Secondary composite-key pages access

database-theoryindex

we have this relation
Store: [SID, City, EID]
Employee: [EID, Name, Salary, SID]
Article: [AID, Name, Producer, Price]
Inventory: [AID, SID, Count]
Invoice: [IID, SID, Customer]
Item: [IID, SID, AID, Count]

Store.EID is a foreign key referencing Employee.EID and designates the store manager. Employee.SID
is a foreign key referencing Store.SID and describes in which store this employee is employed. The
inventory table stores (with foreign keys) how many articles (AID) are in stock at which store (SID). An
invoice is generated at a store (SID) and consists of multiple items, where each item is composed of an
article (AID) and a count.

The Employee table contains 20 000 employees, of which exactly two tuples t into one page. Each
employee has a (uniformly distributed) salary between 20 000 and 100 000. There are 10 stores, each
with the same amount of employees. The Employee table has two secondary composite-key indices on
(Salary,EID) and (EID,Salary). Both indices are B+ trees with a height of h and each leaf can store
5 references to pages.

The question is
Which index requires less page accesses for the query select * from Employee where EID = 5
and Salary > 60000?

So I know that the (EID, Salary) is better to use here, since the EID is unique and it will go to the EID = 5 and then find his salary, however, I find it a little bit confusing because actually, we have one access to the EID 5 then the condition will be checked and we will either get this employee or not.
So how can I calculate the costs of each in order to compare between them?

Best Answer

Since the index (EID,Salary) has a height of h, the PK on EID must have height <=h. If this is a clustered index, then for <= h LIOs (page reads) the PK can satisfy the query.

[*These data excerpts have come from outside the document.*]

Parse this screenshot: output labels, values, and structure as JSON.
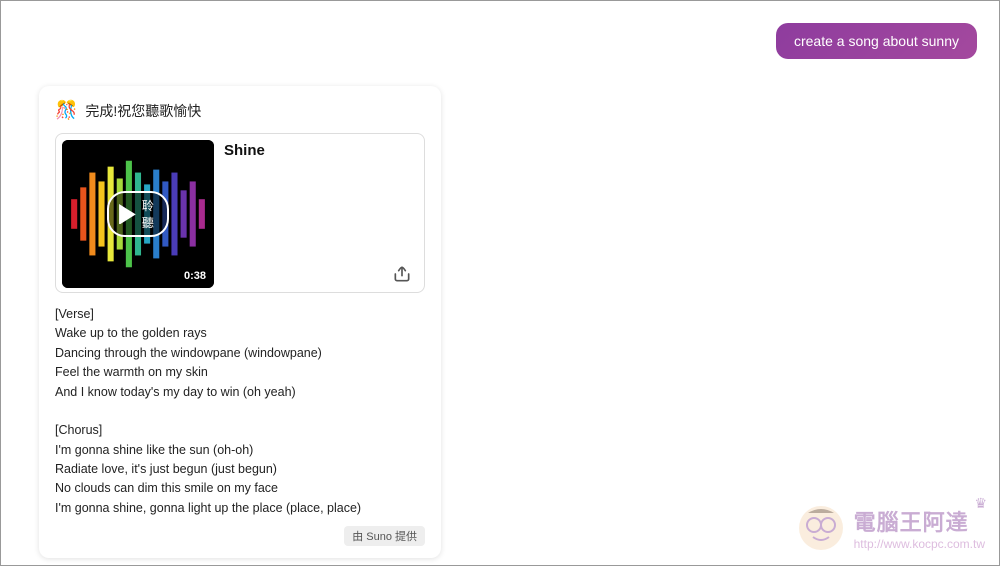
{
  "user_prompt": "create a song about sunny",
  "card": {
    "head_text": "完成!祝您聽歌愉快",
    "song_title": "Shine",
    "play_label": "聆聽",
    "duration": "0:38",
    "provider_label": "由 Suno 提供",
    "lyrics": "[Verse]\nWake up to the golden rays\nDancing through the windowpane (windowpane)\nFeel the warmth on my skin\nAnd I know today's my day to win (oh yeah)\n\n[Chorus]\nI'm gonna shine like the sun (oh-oh)\nRadiate love, it's just begun (just begun)\nNo clouds can dim this smile on my face\nI'm gonna shine, gonna light up the place (place, place)"
  },
  "watermark": {
    "title": "電腦王阿達",
    "url": "http://www.kocpc.com.tw"
  }
}
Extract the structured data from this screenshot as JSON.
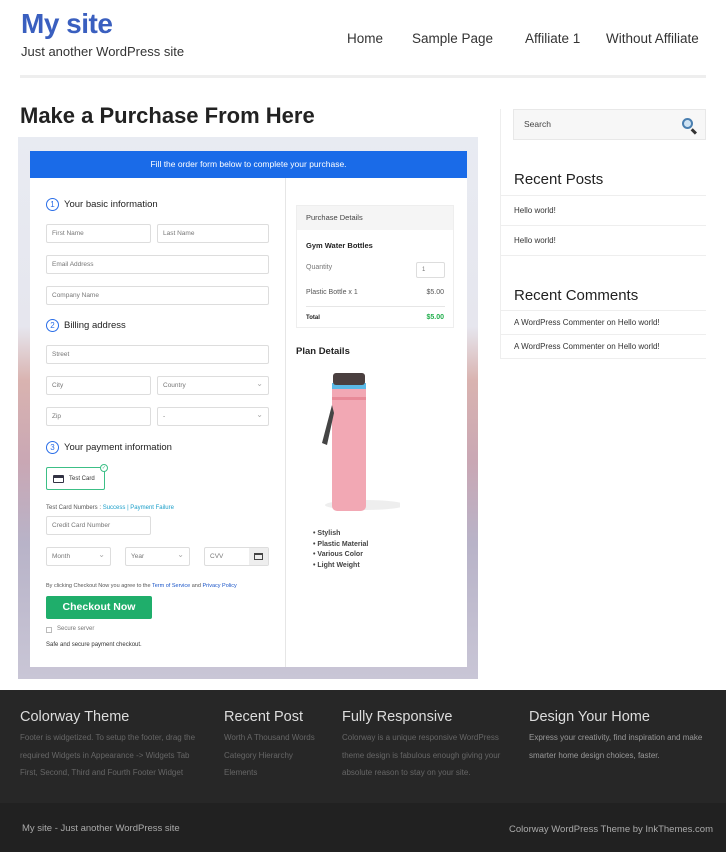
{
  "header": {
    "site_title": "My site",
    "tagline": "Just another WordPress site",
    "nav": [
      "Home",
      "Sample Page",
      "Affiliate 1",
      "Without Affiliate"
    ]
  },
  "page_title": "Make a Purchase From Here",
  "form": {
    "banner": "Fill the order form below to complete your purchase.",
    "step1": {
      "num": "1",
      "title": "Your basic information",
      "fields": [
        "First Name",
        "Last Name",
        "Email Address",
        "Company Name"
      ]
    },
    "step2": {
      "num": "2",
      "title": "Billing address",
      "fields": [
        "Street",
        "City",
        "Country",
        "Zip",
        "-"
      ]
    },
    "step3": {
      "num": "3",
      "title": "Your payment information",
      "card_option": "Test Card",
      "test_label": "Test Card Numbers :",
      "success": "Success",
      "sep": "|",
      "failure": "Payment Failure",
      "card_number": "Credit Card Number",
      "month": "Month",
      "year": "Year",
      "cvv": "CVV"
    },
    "agree_pre": "By clicking Checkout Now you agree to the",
    "tos": "Term of Service",
    "and": "and",
    "privacy": "Privacy Policy",
    "checkout": "Checkout Now",
    "secure": "Secure server",
    "safe": "Safe and secure payment checkout."
  },
  "purchase": {
    "header": "Purchase Details",
    "product": "Gym Water Bottles",
    "quantity_label": "Quantity",
    "quantity": "1",
    "line_item": "Plastic Bottle x 1",
    "line_price": "$5.00",
    "total_label": "Total",
    "total": "$5.00",
    "total_color": "#1fae4b"
  },
  "plan": {
    "title": "Plan Details",
    "features": [
      "Stylish",
      "Plastic Material",
      "Various Color",
      "Light Weight"
    ]
  },
  "sidebar": {
    "search_placeholder": "Search",
    "recent_posts_title": "Recent Posts",
    "recent_posts": [
      "Hello world!",
      "Hello world!"
    ],
    "recent_comments_title": "Recent Comments",
    "comments": [
      {
        "author": "A WordPress Commenter",
        "on": "on",
        "post": "Hello world!"
      },
      {
        "author": "A WordPress Commenter",
        "on": "on",
        "post": "Hello world!"
      }
    ]
  },
  "footer": {
    "cols": [
      {
        "title": "Colorway Theme",
        "lines": [
          "Footer is widgetized. To setup the footer, drag the",
          "required Widgets in Appearance -> Widgets Tab",
          "First, Second, Third and Fourth Footer Widget"
        ]
      },
      {
        "title": "Recent Post",
        "lines": [
          "Worth A Thousand Words",
          "Category Hierarchy",
          "Elements"
        ]
      },
      {
        "title": "Fully Responsive",
        "lines": [
          "Colorway is a unique responsive WordPress",
          "theme design is fabulous enough giving your",
          "absolute reason to stay on your site."
        ]
      },
      {
        "title": "Design Your Home",
        "lines": [
          "Express your creativity, find inspiration and make",
          "smarter home design choices, faster."
        ]
      }
    ],
    "bottom_left": "My site - Just another WordPress site",
    "bottom_right": "Colorway WordPress Theme by InkThemes.com"
  },
  "colors": {
    "brand": "#3a5fbf",
    "banner": "#1a6be8",
    "checkout": "#1fae6b"
  }
}
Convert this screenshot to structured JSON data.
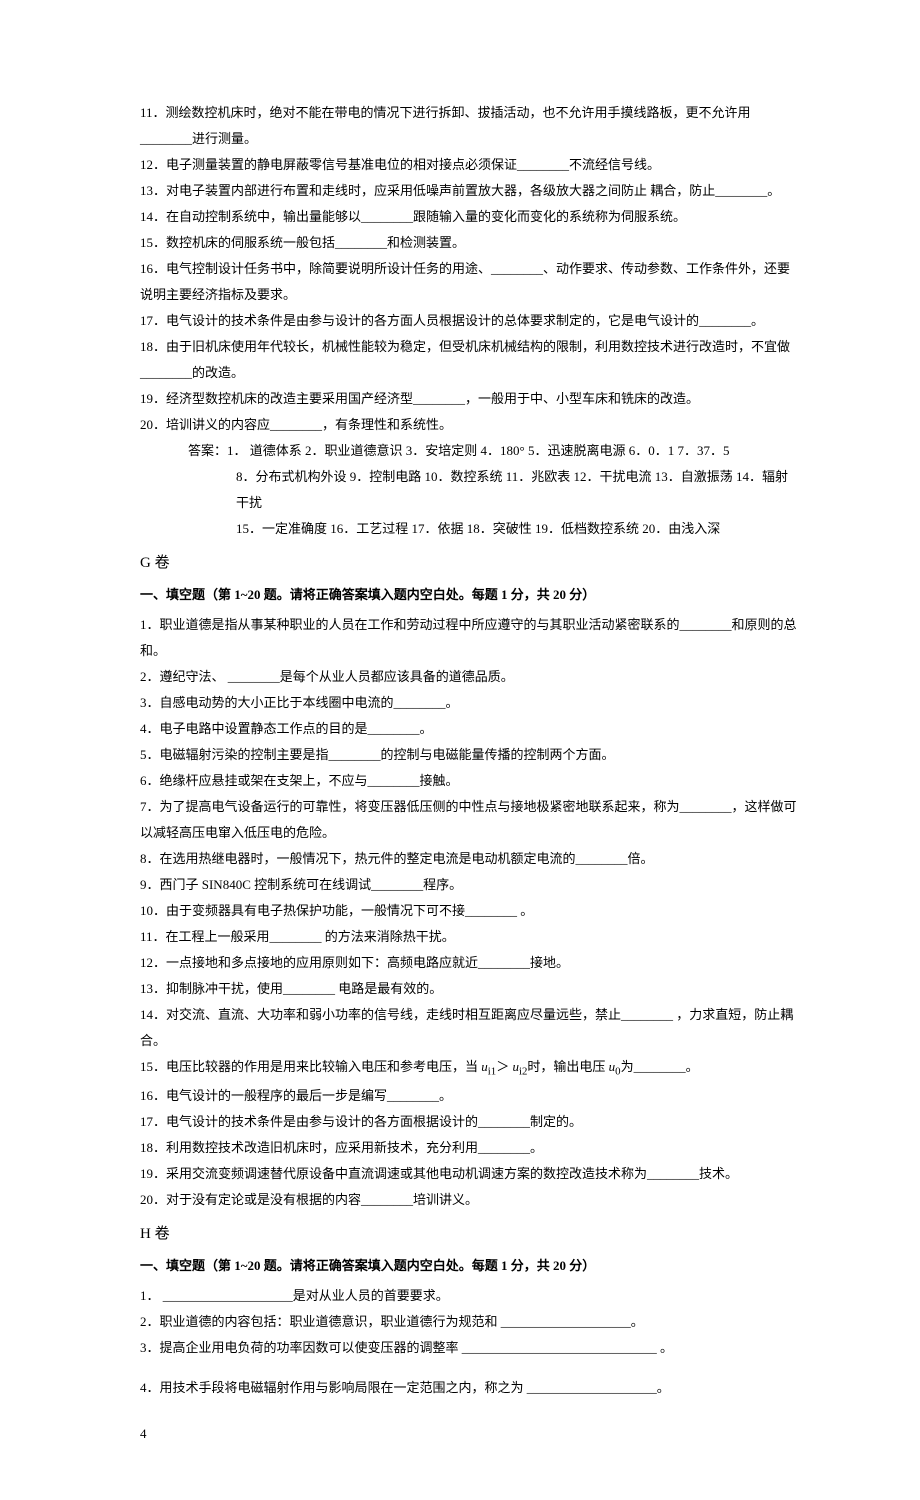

Then assuming the PK is not clustered, using the PK costs h or h + 1 LIOs.

condition will be checked and we will either get this employee or not. So how can I calculate the costs of each in order to compare between them?

The probability that the salary >60000 is about 0.5, so you can calculate an expected cost. Using the index on (EID,Salary) has an expected cost of
0.5 * h + 0.5 * (h+1) = h + 0.5 LIOs.

Using the (Salary,EID) index costs h LIOs to seek to the first row with Salary >60000, and then you can scan across the leaf pages to find EID=5, which will require reading (0 -.05] of the total leaf pages. If Employee has 2 rows per page the (Salary, EID) index would have, perhaps, 8 rows per page. So you scan, on average, .25 of the rows or (20,000/8)/4=625. So that would cost, on average 625+h LIOs.